Она задохнулась на мгновение, потом медленно выдохнула и не слишком уверенно ответила:
– Да, в общем, ничем.
Хэммонд не прикасался к ней после их единственного танца, если не считать тех редких случаев, когда он клал руку ей на талию, чтобы миновать пробку в толпе, или подавал ей руку, чтобы войти в кабину «чертова колеса» и выйти из нее. Они сидели совсем близко друг к другу, пока колесо вращалось. Но Хэммонд все время сдерживал себя и не позволял к ней прикоснуться, боясь спугнуть свою спутницу, оскорбить ее, создать неловкую ситуацию.
И теперь он мягко, но настойчиво привлек ее к себе, положил руку ей на талию и притянул к себе поближе. Ближе, чем раньше. Она замешкалась, но не попыталась вырваться. Женщина положила руку ему на плечо. Он ощутил ее пальцы у своей шеи.
Музыканты уже уехали, и теперь публику развлекал ди-джей, ставивший записи от Криденс Клиервотер до Барбры Стрейзанд. Дело шло к ночи, настроение публики изменилось, и он старался проигрывать более медленные песни.

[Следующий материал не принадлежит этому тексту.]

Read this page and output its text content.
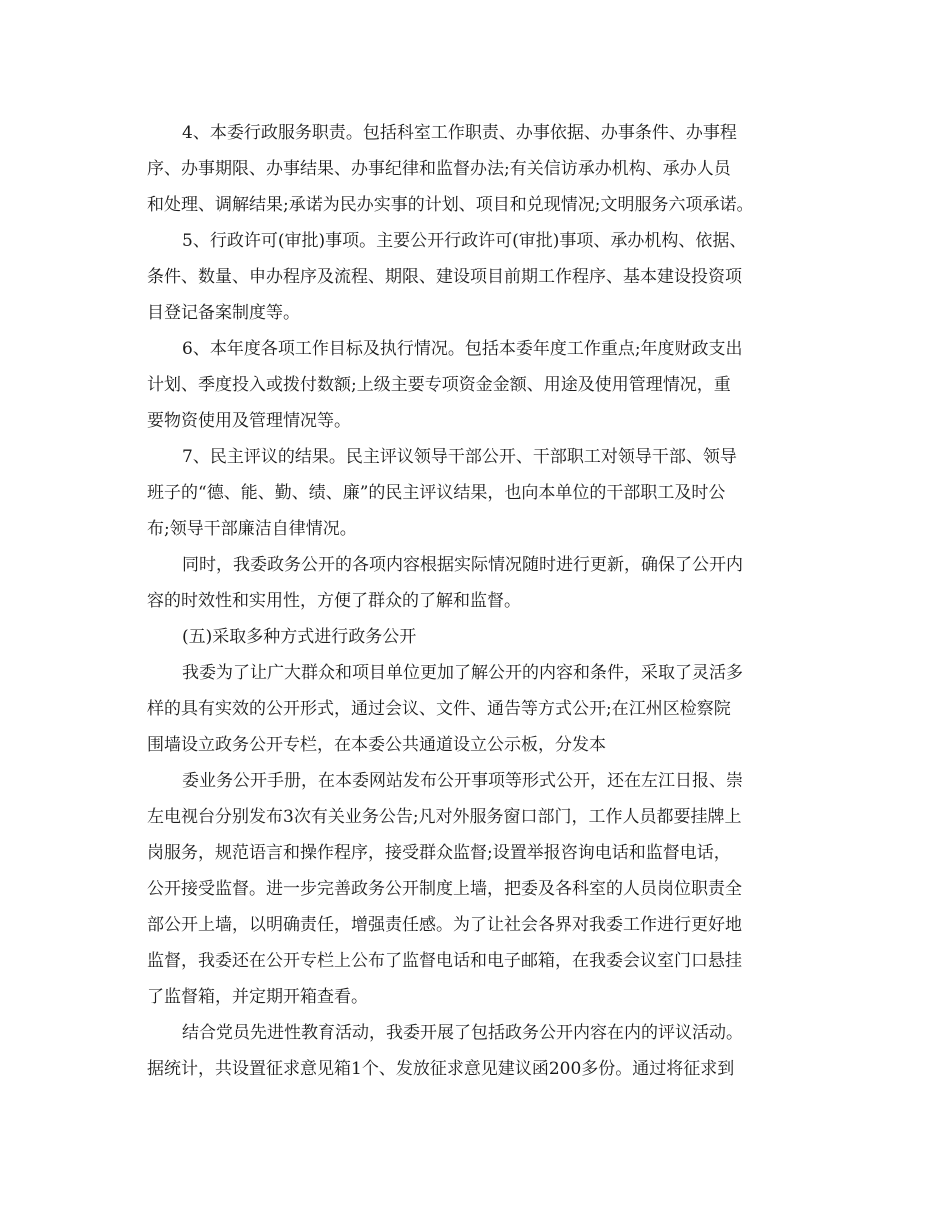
4、本委行政服务职责。包括科室工作职责、办事依据、办事条件、办事程

序、办事期限、办事结果、办事纪律和监督办法;有关信访承办机构、承办人员

和处理、调解结果;承诺为民办实事的计划、项目和兑现情况;文明服务六项承诺。

5、行政许可(审批)事项。主要公开行政许可(审批)事项、承办机构、依据、

条件、数量、申办程序及流程、期限、建设项目前期工作程序、基本建设投资项

目登记备案制度等。

6、本年度各项工作目标及执行情况。包括本委年度工作重点;年度财政支出

计划、季度投入或拨付数额;上级主要专项资金金额、用途及使用管理情况，重

要物资使用及管理情况等。

7、民主评议的结果。民主评议领导干部公开、干部职工对领导干部、领导

班子的“德、能、勤、绩、廉”的民主评议结果，也向本单位的干部职工及时公

布;领导干部廉洁自律情况。

同时，我委政务公开的各项内容根据实际情况随时进行更新，确保了公开内

容的时效性和实用性，方便了群众的了解和监督。

(五)采取多种方式进行政务公开

我委为了让广大群众和项目单位更加了解公开的内容和条件，采取了灵活多

样的具有实效的公开形式，通过会议、文件、通告等方式公开;在江州区检察院

围墙设立政务公开专栏，在本委公共通道设立公示板，分发本

委业务公开手册，在本委网站发布公开事项等形式公开，还在左江日报、崇

左电视台分别发布3次有关业务公告;凡对外服务窗口部门，工作人员都要挂牌上

岗服务，规范语言和操作程序，接受群众监督;设置举报咨询电话和监督电话，

公开接受监督。进一步完善政务公开制度上墙，把委及各科室的人员岗位职责全

部公开上墙，以明确责任，增强责任感。为了让社会各界对我委工作进行更好地

监督，我委还在公开专栏上公布了监督电话和电子邮箱，在我委会议室门口悬挂

了监督箱，并定期开箱查看。

结合党员先进性教育活动，我委开展了包括政务公开内容在内的评议活动。

据统计，共设置征求意见箱1个、发放征求意见建议函200多份。通过将征求到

Хэммонд узнал мелодию, доносившуюся из павильона, но не смог бы назвать ни имени исполнителя, ни названия песни. Да это и не имело значения. Баллада была сладкой, томительной, романтичной. Сначала Хэммонд постарался танцевать так, как его когда-то учили в юности, когда мать заставляла его ходить в танцкласс, но чем дольше он обнимал свою партнершу, тем труднее становилось ему думать о чем-то еще, кроме нее.
Одна песня сменилась другой, но они не остановились, несмотря на ее согласие протанцевать только один танец. Они даже не заметили, как сменилась мелодия. Они смотрели только друг на друга и думали только друг о друге.
Ее рука лежала в его ладони, и он поднес эту руку к груди. Она опустила голову и уперлась лбом в его ключицу. Хэммонд прижался щекой к ее волосам. Он скорее почувствовал, чем услышал, стон желания, так и не вырвавшийся из ее горла. Его собственное желание откликнулось мощным эхом.
Они двигались все медленнее, пока совсем не остановились. Мужчина и женщина стояли неподвижно, только ее волосы шевелил ветер и щекотал ими лицо Хэммонда. Из каждой точки соприкосновения их тел исходил жар, и казалось, они прикипают друг к другу. Хэммонд нагнул голову. Ему казалось, что поцелуй неизбежен.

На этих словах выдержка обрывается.